Walaupun organ vital bisa didonorkan selepas pendonor meninggal, catatan proses donor tersebut tidak boleh dilakukan dalam praktik jual beli organ. Pada prinsipnya dilarang ada kegiatan jual beli organ. Sebab praktik jual beli organ tubuh tidak dapat dibenarkan secara undang-undang maupun agama. Yang diperbolehkan hanya donor organ tubuh dengan niat membantu bukan komersil. Selain itu juga harus memenuhi beberapa persyaratan agar donor organ tubuh bisa dilaksanakan. Selama ini problem praktek jual beli organ tubuh, banyak dilatarbelakangi faktor ekonomi. Karena terdesak kebutuhan hidup, akhirnya ada orang yang terpaksa memperjualbelikan organ tubuhnya.[2]

 

 

2.3.Tinjaun Etika Kristen.

Kata Etika asalnya dari beberapa kata Yunani yang hampir sama bunyi-nya, yaitu ethos dan ta ethika. Kata ethos artinya kebiasaan, adat. Kata ethos dan ethikos lebih berarti kesusilaan, perasaan batin, atau kecendrungan hati dengan mana seseorang melaksanakan sesuatu perbuatan. Dalam bahasa Latin istilah-istilah ethos dan ethikos itu disebutkan dengan kata mos dan moralitas. Oleh sebab itu kata “etika” sering pula diterangkan dengan kata “moral”.[3] Etika berhubungan erat dengan kelakuan manusia dan cara manusia melakukan perbuatannya. Kelakuan yang dinyatakan dengan perbuatan itu menunjuk pada dua hal, yakni positif dan negatif. Pengertian positif menunjukkan pada hal, yakni baik. Sedangkan pengertian negatif menunjuk kepada hal yang jahat atau tidak baik. Etika hendak mencari ukuran baik, sebab yang tidak baik atau tidak sesuai dengan ukuran baik itu adalah buruk atau jahat. Oleh sebab itu, tugas etika adalah menyelidki, mengontrol perbuatan-perbuatan, mengoreksi dan membimbing serta mengarahkan tindakan yang seharusnya dilakukan agar dapat memperbaiki tindakan atau perbuatannya.[4]

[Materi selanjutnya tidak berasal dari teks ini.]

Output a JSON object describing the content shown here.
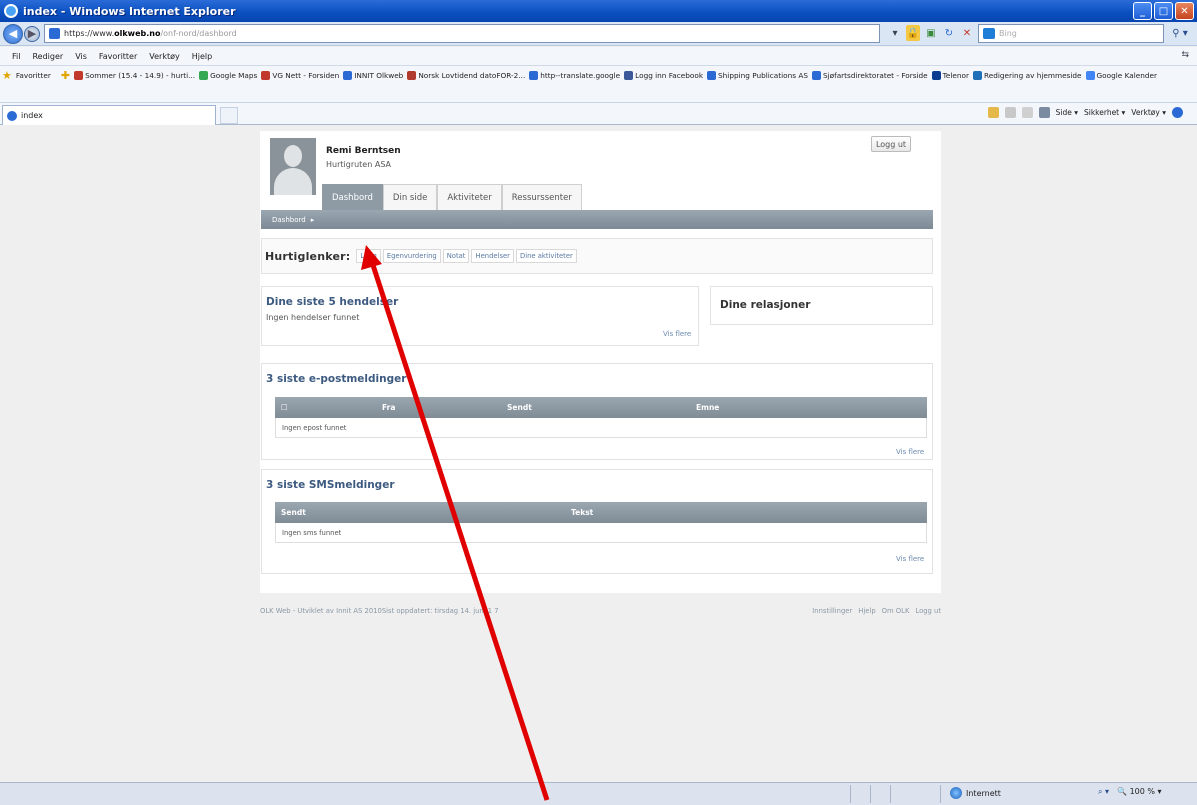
{
  "window": {
    "title": "index - Windows Internet Explorer",
    "min": "_",
    "max": "□",
    "close": "✕"
  },
  "address": {
    "scheme": "https://www.",
    "host": "olkweb.no",
    "path": "/onf-nord/dashbord"
  },
  "search": {
    "placeholder": "Bing"
  },
  "menu": [
    "Fil",
    "Rediger",
    "Vis",
    "Favoritter",
    "Verktøy",
    "Hjelp"
  ],
  "favorites": {
    "label": "Favoritter",
    "items": [
      {
        "label": "Sommer (15.4 - 14.9) - hurti...",
        "color": "#c0392b"
      },
      {
        "label": "Google Maps",
        "color": "#34a853"
      },
      {
        "label": "VG Nett - Forsiden",
        "color": "#c0392b"
      },
      {
        "label": "INNIT Olkweb",
        "color": "#2b6ad4"
      },
      {
        "label": "Norsk Lovtidend datoFOR-2...",
        "color": "#b03a2e"
      },
      {
        "label": "http--translate.google",
        "color": "#2b6ad4"
      },
      {
        "label": "Logg inn Facebook",
        "color": "#3b5998"
      },
      {
        "label": "Shipping Publications AS",
        "color": "#2b6ad4"
      },
      {
        "label": "Sjøfartsdirektoratet - Forside",
        "color": "#2b6ad4"
      },
      {
        "label": "Telenor",
        "color": "#0a3d8f"
      },
      {
        "label": "Redigering av hjemmeside",
        "color": "#1e6fb8"
      },
      {
        "label": "Google Kalender",
        "color": "#4285f4"
      }
    ]
  },
  "tab": {
    "label": "index"
  },
  "commandbar": [
    "Side ▾",
    "Sikkerhet ▾",
    "Verktøy ▾"
  ],
  "user": {
    "name": "Remi Berntsen",
    "company": "Hurtigruten ASA"
  },
  "logout_label": "Logg ut",
  "nav_tabs": [
    "Dashbord",
    "Din side",
    "Aktiviteter",
    "Ressurssenter"
  ],
  "breadcrumb": "Dashbord",
  "quicklinks": {
    "label": "Hurtiglenker:",
    "items": [
      "Logg",
      "Egenvurdering",
      "Notat",
      "Hendelser",
      "Dine aktiviteter"
    ]
  },
  "events": {
    "title": "Dine siste 5 hendelser",
    "empty": "Ingen hendelser funnet",
    "more": "Vis flere"
  },
  "relations": {
    "title": "Dine relasjoner"
  },
  "email": {
    "title": "3 siste e-postmeldinger",
    "columns": [
      "Fra",
      "Sendt",
      "Emne"
    ],
    "empty": "Ingen epost funnet",
    "more": "Vis flere"
  },
  "sms": {
    "title": "3 siste SMSmeldinger",
    "columns": [
      "Sendt",
      "Tekst"
    ],
    "empty": "Ingen sms funnet",
    "more": "Vis flere"
  },
  "footer": {
    "left": "OLK Web - Utviklet av Innit AS 2010Sist oppdatert: tirsdag 14. juni 1 7",
    "links": [
      "Innstillinger",
      "Hjelp",
      "Om OLK",
      "Logg ut"
    ]
  },
  "status": {
    "zone": "Internett",
    "zoom": "100 %"
  },
  "annotation": {
    "arrow_color": "#e00000"
  }
}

Di dalam buku yang ditulis oleh Dr. Phil. Eka Darmaputra dengan judul Etika Sederhana untuk semua mengatakan etika adalah ilmu ataupun studi mengenai norma-norma yang mengatur tingkah laku manusia. Secara sederhananya dapat dikatakan bahwa etika itu berbicara tentang apa yang seharusnya dilakukan oleh manusia; tentang apa yang benar, baik dan tepat. Etika membahas, menganalisa, dan kemudian merumuskan obyek studinya itu secara rasional dan masuk akal. Ia menempuh prosedur dan memakai metode yang ilmiah. Itulah sebabnya kita katakan, bahwa etika itu adalah ilmu.[5]

Etika bukanlah ilmu pengetahuan alam. Karena itu juga etika bukanlah ilmu pengetahuan yang bersifat deskriptif, yang hanya menerangkan dan menguraikan tindakan manusia, seperti halnya dengan ilmu bangsa-bangsa (antropologi kultural), yang menguraikan dan mebahas adat-istiadat dan keadaan bangsa-bangsa. Akan tetapi, etika adalah suatu ilmu pengetahuan yang normatif. Ia memajukan masalah tentang apa yang baik.[6]

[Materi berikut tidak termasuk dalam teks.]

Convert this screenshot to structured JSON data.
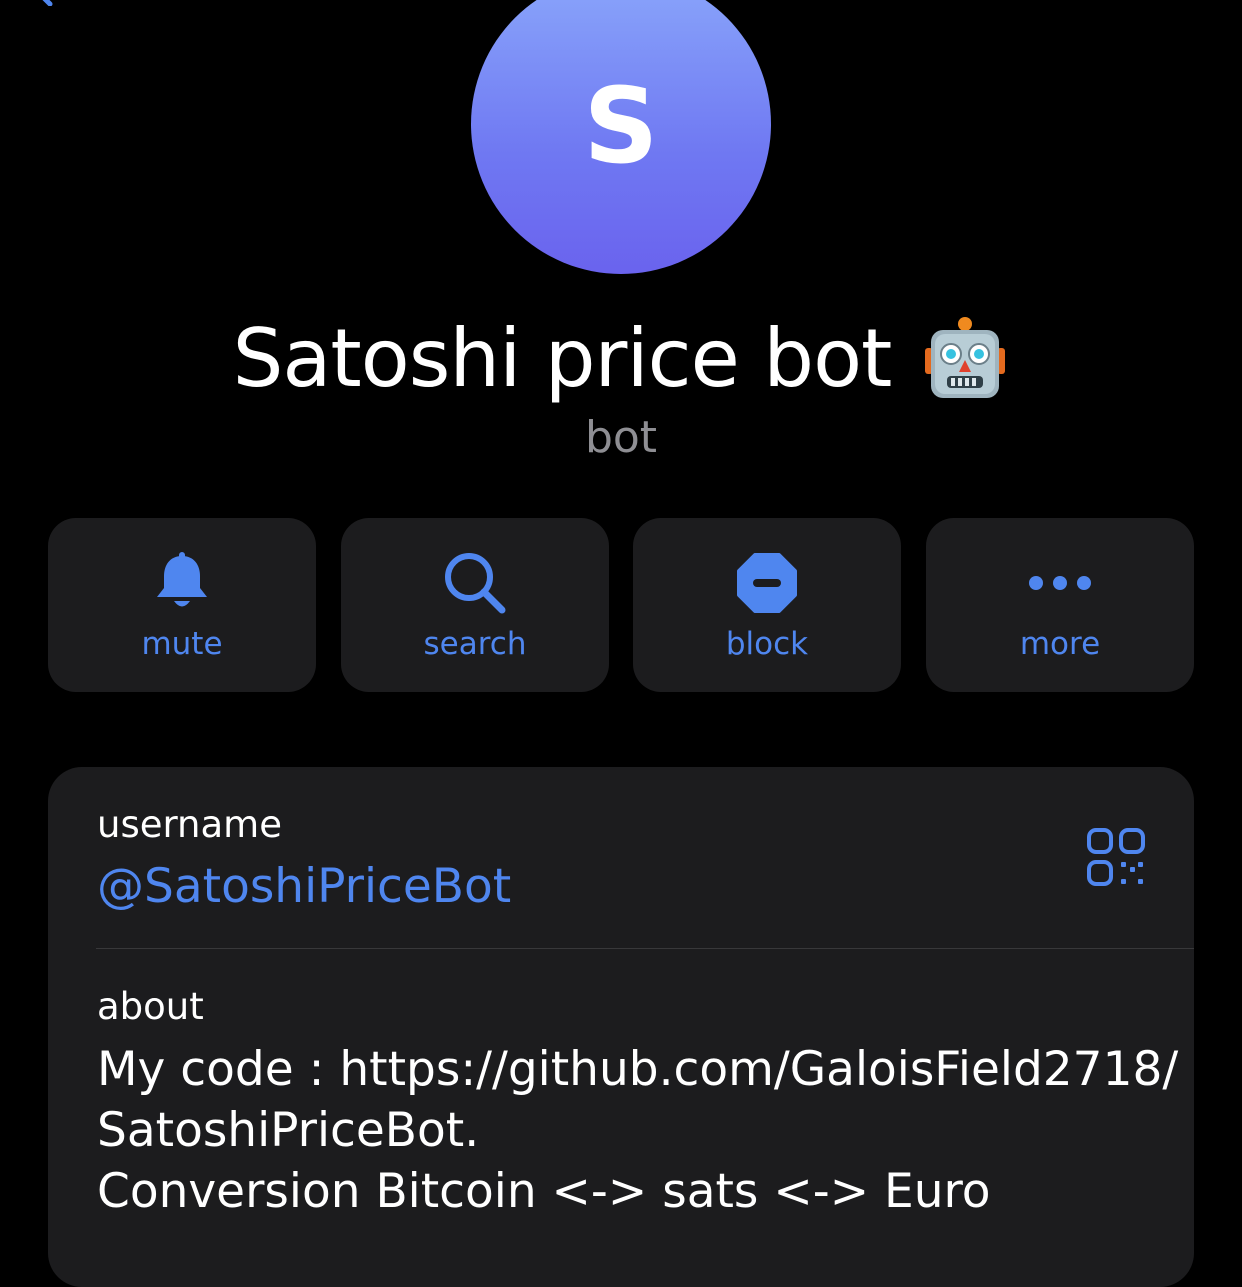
{
  "header": {
    "back_icon": "chevron-left-icon"
  },
  "profile": {
    "avatar_letter": "S",
    "name": "Satoshi price bot",
    "name_emoji": "robot-face-icon",
    "subtitle": "bot",
    "avatar_gradient": [
      "#8aa6fb",
      "#6a63ee"
    ]
  },
  "actions": [
    {
      "label": "mute",
      "icon": "bell-icon"
    },
    {
      "label": "search",
      "icon": "search-icon"
    },
    {
      "label": "block",
      "icon": "block-icon"
    },
    {
      "label": "more",
      "icon": "more-icon"
    }
  ],
  "info": {
    "username_label": "username",
    "username_value": "@SatoshiPriceBot",
    "qr_icon": "qr-code-icon",
    "about_label": "about",
    "about_lines": [
      "My code : https://github.com/GaloisField2718/",
      "SatoshiPriceBot.",
      "Conversion Bitcoin <-> sats <-> Euro"
    ]
  },
  "colors": {
    "background": "#000000",
    "card": "#1c1c1e",
    "accent": "#4f86ef",
    "secondary_text": "#8e8e93",
    "divider": "#38383a"
  }
}
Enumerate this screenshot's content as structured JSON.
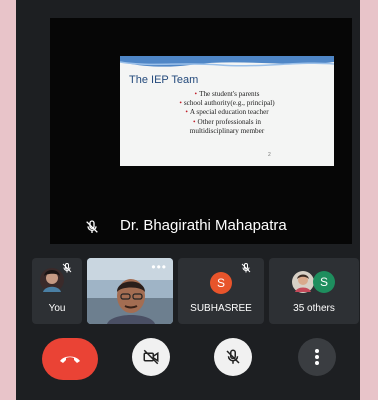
{
  "presentation": {
    "slide_title": "The IEP Team",
    "bullets": [
      "The student's parents",
      "school authority(e.g., principal)",
      "A special education teacher",
      "Other professionals in multidisciplinary member"
    ],
    "slide_number": "2"
  },
  "speaker": {
    "name": "Dr. Bhagirathi Mahapatra"
  },
  "participants": [
    {
      "label": "You"
    },
    {
      "label": ""
    },
    {
      "label": "SUBHASREE",
      "initial": "S"
    },
    {
      "label": "35 others",
      "initial": "S"
    }
  ],
  "colors": {
    "background": "#1d1f22",
    "tile": "#2d3034",
    "end_call": "#ea4335",
    "subhasree_avatar": "#e8542b",
    "others_avatar": "#1e8e5e"
  },
  "icons": {
    "main_mic": "mic-off-icon",
    "end_call": "phone-hangup-icon",
    "camera": "video-off-icon",
    "mic_toggle": "mic-off-icon",
    "more": "more-vertical-icon"
  }
}
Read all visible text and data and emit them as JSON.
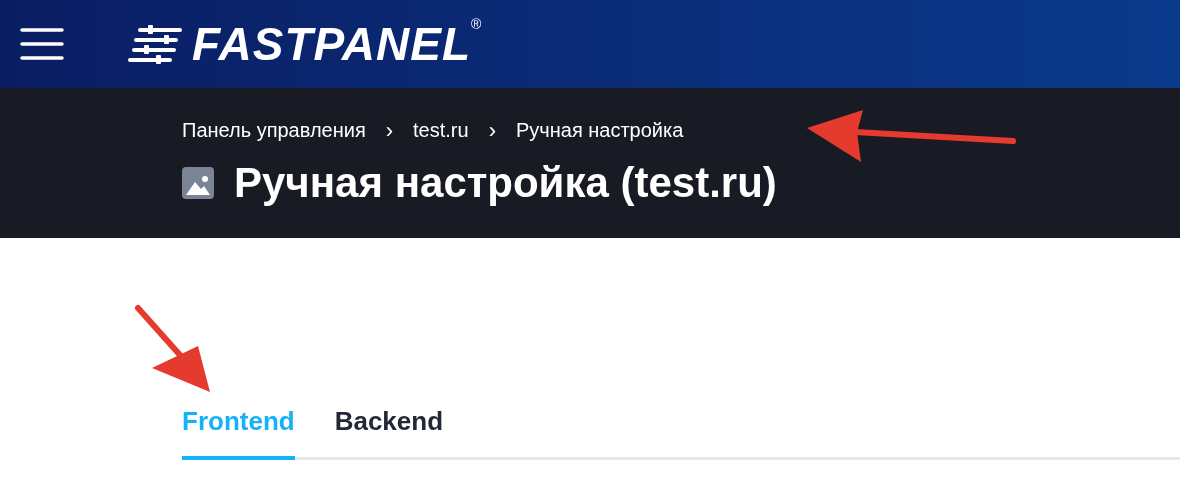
{
  "header": {
    "logo": "FASTPANEL",
    "registered_mark": "®"
  },
  "breadcrumbs": [
    {
      "label": "Панель управления"
    },
    {
      "label": "test.ru"
    },
    {
      "label": "Ручная настройка"
    }
  ],
  "breadcrumb_separator": "›",
  "page_title": "Ручная настройка (test.ru)",
  "tabs": [
    {
      "label": "Frontend",
      "selected": true
    },
    {
      "label": "Backend",
      "selected": false
    }
  ]
}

Orang-orang Kristen sependapat bahwa Allah adalah pusat dan sumber dari semua yang baik. Semua patokan moral tuduk kepadaNya. Karena itu tanggung-jawab manusia yang pokok adalah melakukan apa yang dikehendaki Allah. Di dalam pengambilan keputusan tentang apa yang harus dilakukan, semua orang Kristen mencari kehendak Allah meskipun mereke tidak setuju tentang apa yang dikehendaki Allah. Semua etika Kristen berdasarkan iman kepada Allah yang dinyatakan dalam Yesus Kristus. Etika Kristen merupakan tanggapan kepada kasih karunia Allah yang menyelamatkan kita kehidupan etis merupakan cara untuk memberi syukur atas anugerah Allah dan cara untuk hidup dalam persekutuan dengan Allah.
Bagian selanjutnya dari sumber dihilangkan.